The Printing of Bibles in 16th Century Antwerp

Report by Roy Damary on the paper given by Dr Guido Latré.

Early 16th Century, Europe was seething. Parts of Germany and Switzerland had accepted the Reformation, Charles V reigned over the Hapsburg Empire, a vast area and successor of the Holy Roman Empire. Within that Empire the cities had a great deal of independence, One such was Antwerp, which, although very much part of Charles' very Catholic empire, was quite tolerant to the activities of Protestants and fellow travellers.

At this time, Henry VIII, 'His Most Catholic Majesty', reigned over England. There, too, Protestant ideas were spreading, including the revolutionary concept of the bible being available in a language the people could understand. Future reformers, many of whom acquired senior positions in the English Church after its 1532 break with Rome, had, for their personal safety, to have an operating base outside England. One such was provided by Antwerp, which combined religious tolerance, a powerful printing industry, and intensive trade with England.

Some 5,000 English people lived in Antwerp at the time of its big trading fairs ('jaarmarkten'). English ships were constantly in the harbour, where they even had precedence over other craft for access to the quay and the crane. Amongst these 5,000 was William Tyndale. Chased out of England, he had studied Greek in England and possibly Hebrew in Germany where he had begun his NT translation. However, life in Germany was also precarious, so he moved to Antwerp where, apart from the tolerance of the city, there was a sufficiently strong emigre community including an 'English House', in which he could reside relatively safely. The printers' quarter was a mere 15 minutes walk away, and among them there was master-printer Marten de Keyser, actually a Frenchman called Martin l'Empereur. He was the printer of, among other works, Tyndale's Obedience of a Christian Man.

The safety of Antwerp was unfortunately only relative. Armsbearers of the Emperor captured Tyndale and Louvain theologians found him guilty of heresy (actually for his tracts rather than his bible translation). They put him in prison for more than a year in Vilvoorde (near Brussels), where he continued his work on the Old Testament, covering about half of it before his life was cut short by public execution. Mercifully he was strangled before being burnt at the stake. Yet his work lived on. Miles Coverdale produced the Coverdale Bible using much of Tyndale's work. Recent research conducted by our lecturer suggests that it, too, was probably first printed by Marten de Keyser.

In England, Henry VIII opened the gates to the Reformation by ordering the reading in churches of the Great Bible (1538-39). The Reformation proper (as distinct from the 'Break with Rome') did not take place till Henry's son Edward VI's reign from Easter 1540. Thus Tyndale's English words (which are present not only in the Great Bible but the Geneva Bible and then the Authorised Version) were heard by the whole country from ploughman to lord.
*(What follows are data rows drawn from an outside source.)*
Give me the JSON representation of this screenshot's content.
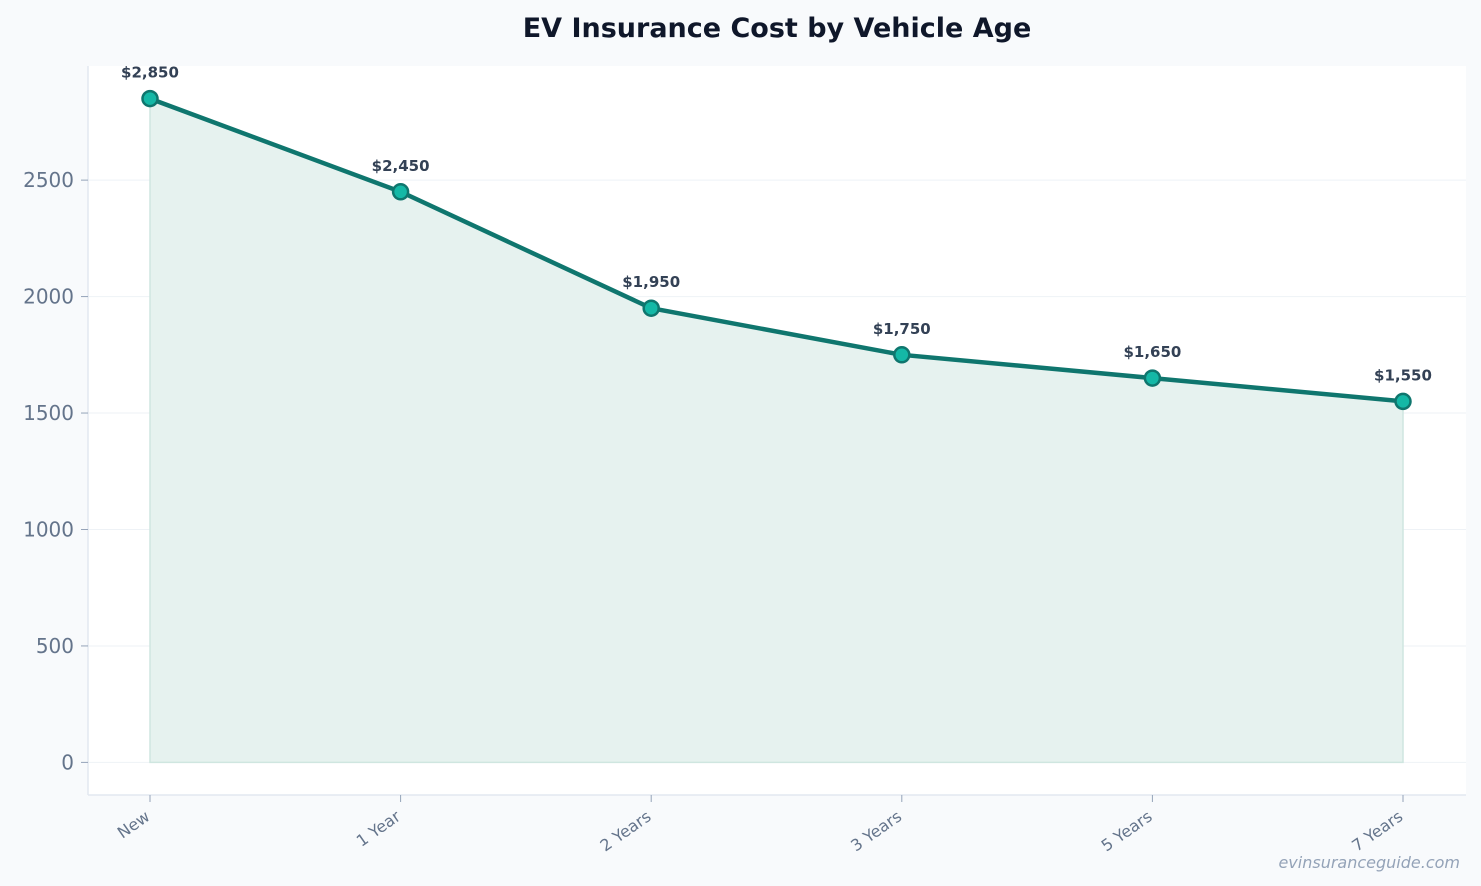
{
  "chart_data": {
    "type": "area",
    "title": "EV Insurance Cost by Vehicle Age",
    "xlabel": "",
    "ylabel": "",
    "categories": [
      "New",
      "1 Year",
      "2 Years",
      "3 Years",
      "5 Years",
      "7 Years"
    ],
    "values": [
      2850,
      2450,
      1950,
      1750,
      1650,
      1550
    ],
    "data_labels": [
      "$2,850",
      "$2,450",
      "$1,950",
      "$1,750",
      "$1,650",
      "$1,550"
    ],
    "ylim": [
      -140,
      2990
    ],
    "yticks": [
      0,
      500,
      1000,
      1500,
      2000,
      2500
    ],
    "grid": true,
    "colors": {
      "line": "#0f766e",
      "marker_fill": "#14b8a6",
      "area_fill": "#e6f2ef",
      "area_edge": "#cfe6e0"
    }
  },
  "watermark": "evinsuranceguide.com"
}
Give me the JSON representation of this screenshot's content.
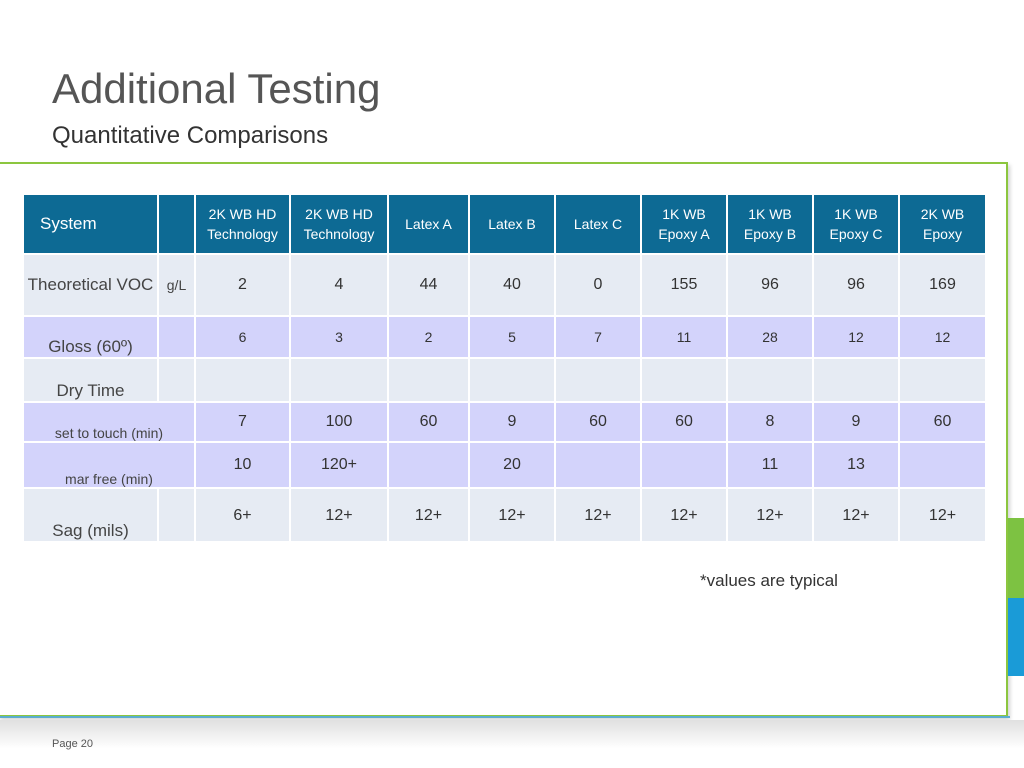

The emergence of the English nation is closely linked to the Reformation and to the establishment of a common language. Both are closely associated with Antwerp and to Tyndale's work. This observation led our lecturer to ask whether Antwerp might be considered the cradle of the English language and of the nation. He admitted such a claim was a little tongue in cheek, but, having introduced us to the Low Countries humanists, the Antwerp magistrates and printers, and the Antwerp 'nation' of English Merchant Adventurers, all of them stimulating and protecting Tyndale, he left us thinking that it is not entirely without foundation.

Note

A more detailed description of the argument developed in this lecture is to be found in Guido Latré's The 1535 Coverdale Bible and its Antwerp Origins pp. 38 b,c,d and pp 89-102 which is in Orlaith O'Sullivan (ed) The Bible as Book: The Reformation London: the British Library and Oak Knoll Press, 2000.

Abstract

This publication has been accepted as establishing definitively the place of origin of what is arguably the most influential book ever published in the English language: The Coverdale Bible, which is largely Tyndale's work and which, in slightly adapted versions from 1538 onwards, exerted a profound influence on the formation of the English language and nation.

In the Exodus chapters of this Bible, there is an illustration of the Tabernacle in which the Dutch words occur (Oost, Suiid, Ijsachar). This had hitherto escaped the attention of the bibliographers, who were confused about the place of origin of this book (Zurich? Cologne? Marburg?). It now appears that both its preparation and its printing were done in Antwerp. The article gives an idea of the typographical circumstances allowing Coverdale, pupil of Tyndale, to print his Bible. The ground is now clear for a further investigation of the intellectual climate in which this monumental work originated (humanism, religious reform, and new 'Eurasian' linguistic and literary interpretations).